Kaarst: „Anders als bei Schmetterlingen“

Jugend: Für viele ist „Doktor Sommer“ ein Phantom. Doch das ist er nicht. Vor 40 Jahren erschuf Martin Goldstein den Aufklärer der Nation.

Kaarst. Als vor 40 Jahren, im Oktober 1969, das Heft 43 der Bravo erschien und der Arzt Martin Goldstein unter dem Pseudonym Dr. Jochen Sommer begann, unsicheren Teenies durch die Pubertät zu helfen, war die Aufregung noch groß. Zweimal stand die Bravo auf dem Index. Staatliche Jugendschützer befanden: "Die Geschlechtsreife allein berechtigt noch nicht zur Inbetriebnahme der Geschlechtsorgane." Das Image des Schmuddeligen und sexuell Anrüchigen haftet noch in vielen Köpfen, doch allmählich kamen auch viele Experten zu dem Schluss, dass es sich bei dem Ratgeber aus München eigentlich um seriöse und professionelle Jugendberatung handelt.

15 Jahre lang war Goldstein "Dr. Sommer". "Ich bin der einzige, der sich auch so nennen darf, alle anderen nach mir bezeichnen sich nur als Dr.-Sommer-Team", erzählt der über 80-Jährige, der in Kaarst lebt.

Goldstein selbst hatte aber stets auch immer ein Team um sich. Denn als er 1969 begann, unverklemmt über Sexualität zu schreiben, gingen tausende Briefe in der Bravo-Redaktion ein. Ein Team beantwortete sie nach seinen Vorgaben. Wichtig sei Goldstein damals gewesen, zwischen den Zeilen zu lesen: Was weiß der Briefeschreiber schon, und woher? Braucht er Bestätigung, Trost oder Information? Inzwischen gibt jeder sechste Deutsche zu, Dr. Sommer habe zu seiner Aufklärung beigetragen.

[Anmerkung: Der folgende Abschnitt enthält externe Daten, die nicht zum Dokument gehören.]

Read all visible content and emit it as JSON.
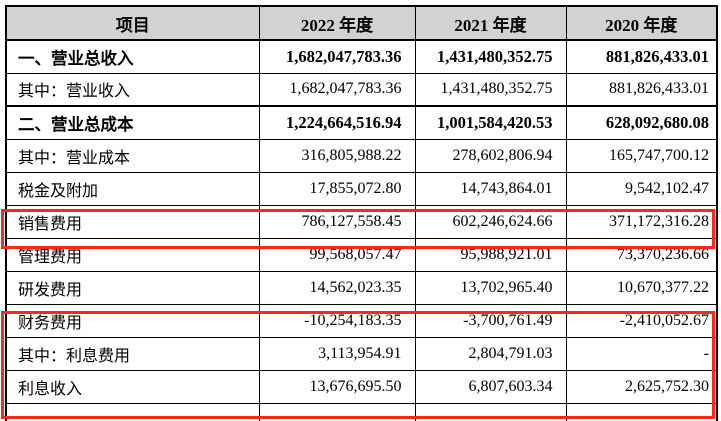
{
  "table": {
    "headers": [
      "项目",
      "2022 年度",
      "2021 年度",
      "2020 年度"
    ],
    "rows": [
      {
        "label": "一、营业总收入",
        "y2022": "1,682,047,783.36",
        "y2021": "1,431,480,352.75",
        "y2020": "881,826,433.01"
      },
      {
        "label": "其中：营业收入",
        "y2022": "1,682,047,783.36",
        "y2021": "1,431,480,352.75",
        "y2020": "881,826,433.01"
      },
      {
        "label": "二、营业总成本",
        "y2022": "1,224,664,516.94",
        "y2021": "1,001,584,420.53",
        "y2020": "628,092,680.08"
      },
      {
        "label": "其中：营业成本",
        "y2022": "316,805,988.22",
        "y2021": "278,602,806.94",
        "y2020": "165,747,700.12"
      },
      {
        "label": "税金及附加",
        "y2022": "17,855,072.80",
        "y2021": "14,743,864.01",
        "y2020": "9,542,102.47"
      },
      {
        "label": "销售费用",
        "y2022": "786,127,558.45",
        "y2021": "602,246,624.66",
        "y2020": "371,172,316.28"
      },
      {
        "label": "管理费用",
        "y2022": "99,568,057.47",
        "y2021": "95,988,921.01",
        "y2020": "73,370,236.66"
      },
      {
        "label": "研发费用",
        "y2022": "14,562,023.35",
        "y2021": "13,702,965.40",
        "y2020": "10,670,377.22"
      },
      {
        "label": "财务费用",
        "y2022": "-10,254,183.35",
        "y2021": "-3,700,761.49",
        "y2020": "-2,410,052.67"
      },
      {
        "label": "其中：利息费用",
        "y2022": "3,113,954.91",
        "y2021": "2,804,791.03",
        "y2020": "-"
      },
      {
        "label": "利息收入",
        "y2022": "13,676,695.50",
        "y2021": "6,807,603.34",
        "y2020": "2,625,752.30"
      }
    ]
  },
  "annotations": {
    "highlighted_single_row": "销售费用",
    "highlighted_row_group": [
      "财务费用",
      "其中：利息费用",
      "利息收入"
    ]
  },
  "colors": {
    "header_bg": "#d2d2d2",
    "highlight_red": "#f8291b",
    "border": "#000000"
  }
}
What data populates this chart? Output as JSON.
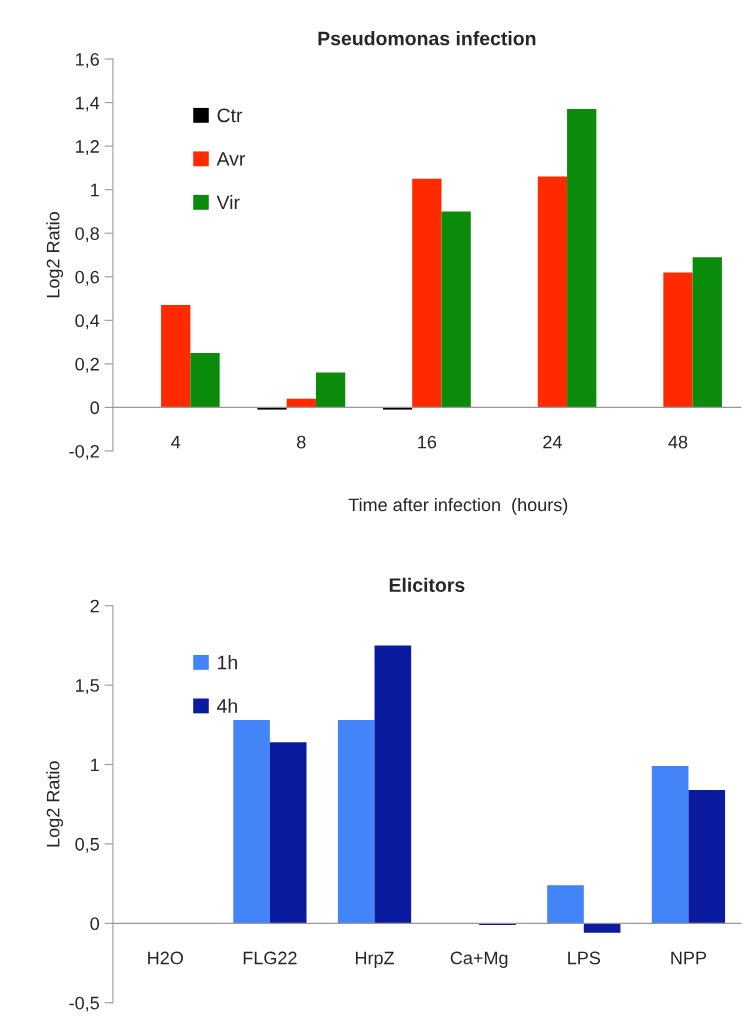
{
  "chart_data": [
    {
      "type": "bar",
      "title": "Pseudomonas infection",
      "xlabel": "Time after infection  (hours)",
      "ylabel": "Log2 Ratio",
      "categories": [
        "4",
        "8",
        "16",
        "24",
        "48"
      ],
      "series": [
        {
          "name": "Ctr",
          "color": "#000000",
          "values": [
            0,
            -0.01,
            -0.01,
            0,
            0
          ]
        },
        {
          "name": "Avr",
          "color": "#ff2a00",
          "values": [
            0.47,
            0.04,
            1.05,
            1.06,
            0.62
          ]
        },
        {
          "name": "Vir",
          "color": "#0a8c0a",
          "values": [
            0.25,
            0.16,
            0.9,
            1.37,
            0.69
          ]
        }
      ],
      "ylim": [
        -0.2,
        1.6
      ],
      "yticks": [
        {
          "value": -0.2,
          "label": "-0,2"
        },
        0,
        {
          "value": 0.2,
          "label": "0,2"
        },
        {
          "value": 0.4,
          "label": "0,4"
        },
        {
          "value": 0.6,
          "label": "0,6"
        },
        {
          "value": 0.8,
          "label": "0,8"
        },
        1,
        {
          "value": 1.2,
          "label": "1,2"
        },
        {
          "value": 1.4,
          "label": "1,4"
        },
        {
          "value": 1.6,
          "label": "1,6"
        }
      ],
      "legend": "top left",
      "grid": false
    },
    {
      "type": "bar",
      "title": "Elicitors",
      "ylabel": "Log2 Ratio",
      "categories": [
        "H2O",
        "FLG22",
        "HrpZ",
        "Ca+Mg",
        "LPS",
        "NPP"
      ],
      "series": [
        {
          "name": "1h",
          "color": "#4384f8",
          "values": [
            0,
            1.28,
            1.28,
            0,
            0.24,
            0.99
          ]
        },
        {
          "name": "4h",
          "color": "#0a1ba0",
          "values": [
            0,
            1.14,
            1.75,
            -0.01,
            -0.06,
            0.84
          ]
        }
      ],
      "ylim": [
        -0.5,
        2
      ],
      "yticks": [
        {
          "value": -0.5,
          "label": "-0,5"
        },
        0,
        {
          "value": 0.5,
          "label": "0,5"
        },
        1,
        {
          "value": 1.5,
          "label": "1,5"
        },
        2
      ],
      "legend": "top left",
      "grid": false
    }
  ]
}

Dabei war es ein Zufall, dass Goldstein 1969 zum Aufklärer der Nation wurde. Nach seinem Medizinstudium wurde er Leiter einer evangelischen Anlaufstelle für Jugendliche in Düsseldorf. Aus Mangel an geeigneter Literatur schrieb er selbst welche. Das Aufklärungsbuch "Anders als bei den Schmetterlingen" gefiel wiederum dem damaligen Chefredakteur der Bravo. Er wollte ihn für das Jugendmagazin: Endlich jemand, der die richtigen Worte fand. Das war Goldstein nur recht. "Ich wollte Jugendliche direkt erreichen", erinnert er sich.

Die Jugendlichen wissen heute vielleicht mehr und können sich auch vieles im Internet anschauen, sagt Goldstein, aber sie seien noch genauso unsicher wie vor 40Jahren. Nach wie vor herrsche in der Pubertät sehr viel Scham.

Der junge Mann, der mal Doktor Sommer werden sollte, hatte selbst keine richtige Jugend. Wegen seines jüdischen Vaters wurde er von den Nazis verfolgt, verbrachte sein 17. Lebensjahr in einem Zwangsarbeiterlager und später in einem Waldversteck. Goldstein brauchte 50 Jahre, um über diese Erlebnisse sprechen zu können. Vielleicht war es ihm deshalb später so wichtig, Worte dafür zu finden, über die "man nicht spricht".